Jovis unverwechselbare Stimme floss schnell und fest durch Reys Trommelfelle.
"Ich bin unterwegs", antwortete Rey jetzt. "Wir fahren zur Villa. Bist du in der Villa?"
Luana warf kurz einen Blick auf ihren Mann, der jetzt mit Jovi sprach, aber dann richtete sie ihren Blick wieder nach draußen.
"Ja, Sir. Ich bin in der Villa, und ich habe Ihnen etwas zu sagen."
"Sag es mir einfach", antwortete Rey, als das Auto eine Kehrtwende machte. "Ach, du könntest Mare auch sagen, sie soll etwas Speck für Luana zubereiten."
Unmittelbar nachdem er seinen Satz gemurmelt hatte, stahl der Mann einen Blick auf Luana, die ihn jetzt aufmerksam ansah.
Sie dankte ihm still, aber Rey wusste, was seine Frau sagte.
"Ja, Sir", begrüßte Jovi auf der anderen Seite. "Ich denke, Sie sollten bald ankommen, da der große Herr und die Dame vor etwa 15 Minuten in der Villa angekommen sind."
Rey war halb überrascht, als er hörte, was Jovi sagte, und erwartete nicht, dass seine Eltern unangekündigt München besuchen würden.
Hatten Patricia und Ryan Lueic ihn absichtlich überrascht? Oder hatten sie etwas in München zu erledigen?

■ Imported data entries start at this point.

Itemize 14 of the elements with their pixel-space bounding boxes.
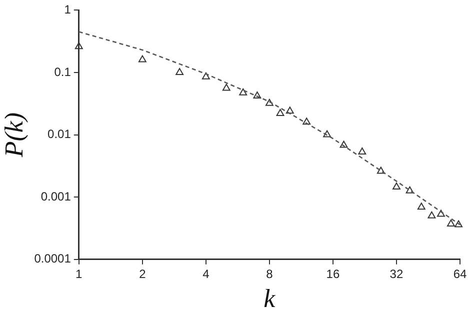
- x-tick-label: 1: [76, 266, 83, 281]
- x-tick-label: 4: [202, 266, 210, 281]
- x-tick-label: 32: [390, 266, 404, 281]
- y-tick-label: 1: [64, 2, 72, 17]
- y-tick-label: 0.1: [54, 64, 72, 79]
- x-tick-label: 8: [266, 266, 274, 281]
- y-tick-label: 0.001: [40, 189, 72, 204]
- x-tick-label: 64: [453, 266, 467, 281]
- x-axis-title: k: [264, 284, 276, 314]
- y-tick-label: 0.0001: [34, 252, 72, 266]
- x-tick-label: 2: [139, 266, 146, 281]
- y-tick-label: 0.01: [48, 127, 72, 142]
- y-axis-title: P(k): [0, 112, 28, 158]
- x-tick-label: 16: [326, 266, 340, 281]
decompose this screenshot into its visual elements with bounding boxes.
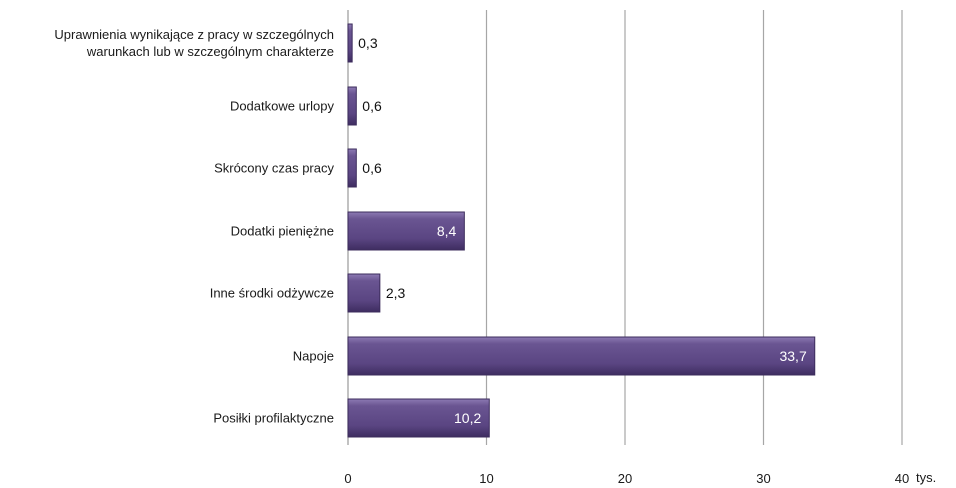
value-label-1: 0,3 [358,35,378,51]
x-tick-label-10: 10 [479,471,493,486]
category-label-4: Dodatki pieniężne [231,224,334,239]
category-label-line: Posiłki profilaktyczne [213,411,334,426]
category-label-6: Napoje [293,349,334,364]
bar-1 [347,23,353,63]
category-label-line: Uprawnienia wynikające z pracy w szczegó… [54,27,334,42]
category-labels: Uprawnienia wynikające z pracy w szczegó… [54,27,334,426]
value-label-5: 2,3 [386,285,406,301]
x-tick-label-40: 40 [895,471,909,486]
category-label-3: Skrócony czas pracy [214,161,334,176]
x-tick-label-20: 20 [618,471,632,486]
value-label-2: 0,6 [362,98,382,114]
value-labels: 0,3 0,6 0,6 8,4 2,3 33,7 10,2 [358,35,807,426]
bars [347,23,816,438]
x-tick-label-0: 0 [344,471,351,486]
category-label-line: Dodatkowe urlopy [230,99,335,114]
category-label-line: Inne środki odżywcze [210,286,334,301]
category-label-1: Uprawnienia wynikające z pracy w szczegó… [54,27,334,59]
category-label-2: Dodatkowe urlopy [230,99,335,114]
category-label-5: Inne środki odżywcze [210,286,334,301]
bar-6 [347,336,816,376]
value-label-3: 0,6 [362,160,382,176]
x-tick-label-30: 30 [756,471,770,486]
bar-2 [347,86,357,126]
x-axis-ticks: 0 10 20 30 40 [344,471,909,486]
category-label-line: Dodatki pieniężne [231,224,334,239]
value-label-4: 8,4 [437,223,457,239]
bar-4 [347,211,465,251]
category-label-line: warunkach lub w szczególnym charakterze [86,44,334,59]
category-label-7: Posiłki profilaktyczne [213,411,334,426]
category-label-line: Napoje [293,349,334,364]
x-axis-unit: tys. [916,470,936,485]
bar-5 [347,273,381,313]
bar-3 [347,148,357,188]
bar-7 [347,398,490,438]
category-label-line: Skrócony czas pracy [214,161,334,176]
value-label-6: 33,7 [779,348,806,364]
value-label-7: 10,2 [454,410,481,426]
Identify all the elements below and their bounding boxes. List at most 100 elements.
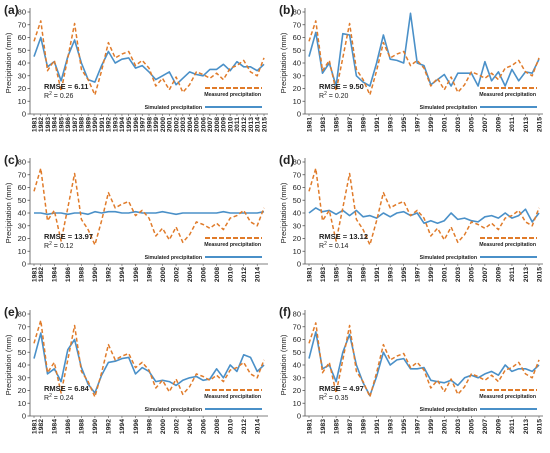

"Sie sind angekommen?" Rey versuchte zu bestätigen. "Du meinst, meine Eltern sind jetzt in der Villa?"
Als Luana hörte, was Rey sagte, warf sie tatsächlich einen Blick auf den Mann. Wenn sie nicht darauf geachtet hätte, worüber Rey und Jovi am Telefon sprachen, dann war Luana jetzt interessiert.
"Okay, dann", sagte Rey, bevor Luana Fragen stellen konnte. "Stell sicher, dass sie sich wohlfühlen, Jovi. Wir sind in ein paar Minuten hier."
Gerade als Rey den Anruf beendete, rückte Luana näher und richtete ihren Körper auf.
"Habe ich richtig gehört?" fragte sie begeistert. "Ist Mom hier?"
Reys Herz erwärmte sich plötzlich, besonders als er sich daran erinnerte, wie nah seine Mutter mit Luana war, als sie damals Leipzig besuchten.
"Ja, Liebling." Rey antwortete, als er Luanas Wange sanft rieb. "Jovi sagte, Mom und Dad sind gerade angekommen, und sie haben in München zu tun. Freust du dich, Mom zu sehen?"
Luana hätte sich wirklich nichts mehr wünschen können, da sie bei dem Gedanken an Patricias herzliche Umarmung bereits platzte.
"Ich kann es kaum erwarten", antwortete Luana, ohne einen Schlag zu verpassen. "Hast du ihnen von meiner Schwangerschaft erzählt?"
Rey schüttelte den Kopf mit Gewissheit, denn er hatte es noch nicht getan. Jetzt bei dem Gedanken, seinen Eltern zu erzählen, dass seine Frau schwanger war, konnte Rey sich ein breites Lächeln nicht verkneifen.
"Wie wäre es, wenn wir es ihnen allen erzählen?" bot der Mann an. "Ich bin sicher, Mom wird sich sehr über diese Nachricht freuen."
Diesmal war es Luana, die die Initiative ergriff, eine von Reys Händen zu ergreifen, als würde sie ein Gefühl des Glücks kanalisieren, das sie nicht enthalten konnte.
"Ich war noch nie glücklicher, Rey", flüsterte Luana, bevor sie ihrem Mann einen schnellen Kuss auf den Handrücken gab. "Ein Teller Speck und die Arme deiner Mom, es muss die perfekte Kombination sein. Glaubst du nicht?"
Natürlich wäre es das. Was könnte schöner sein als die Wärme der Umarmung einer Mutter?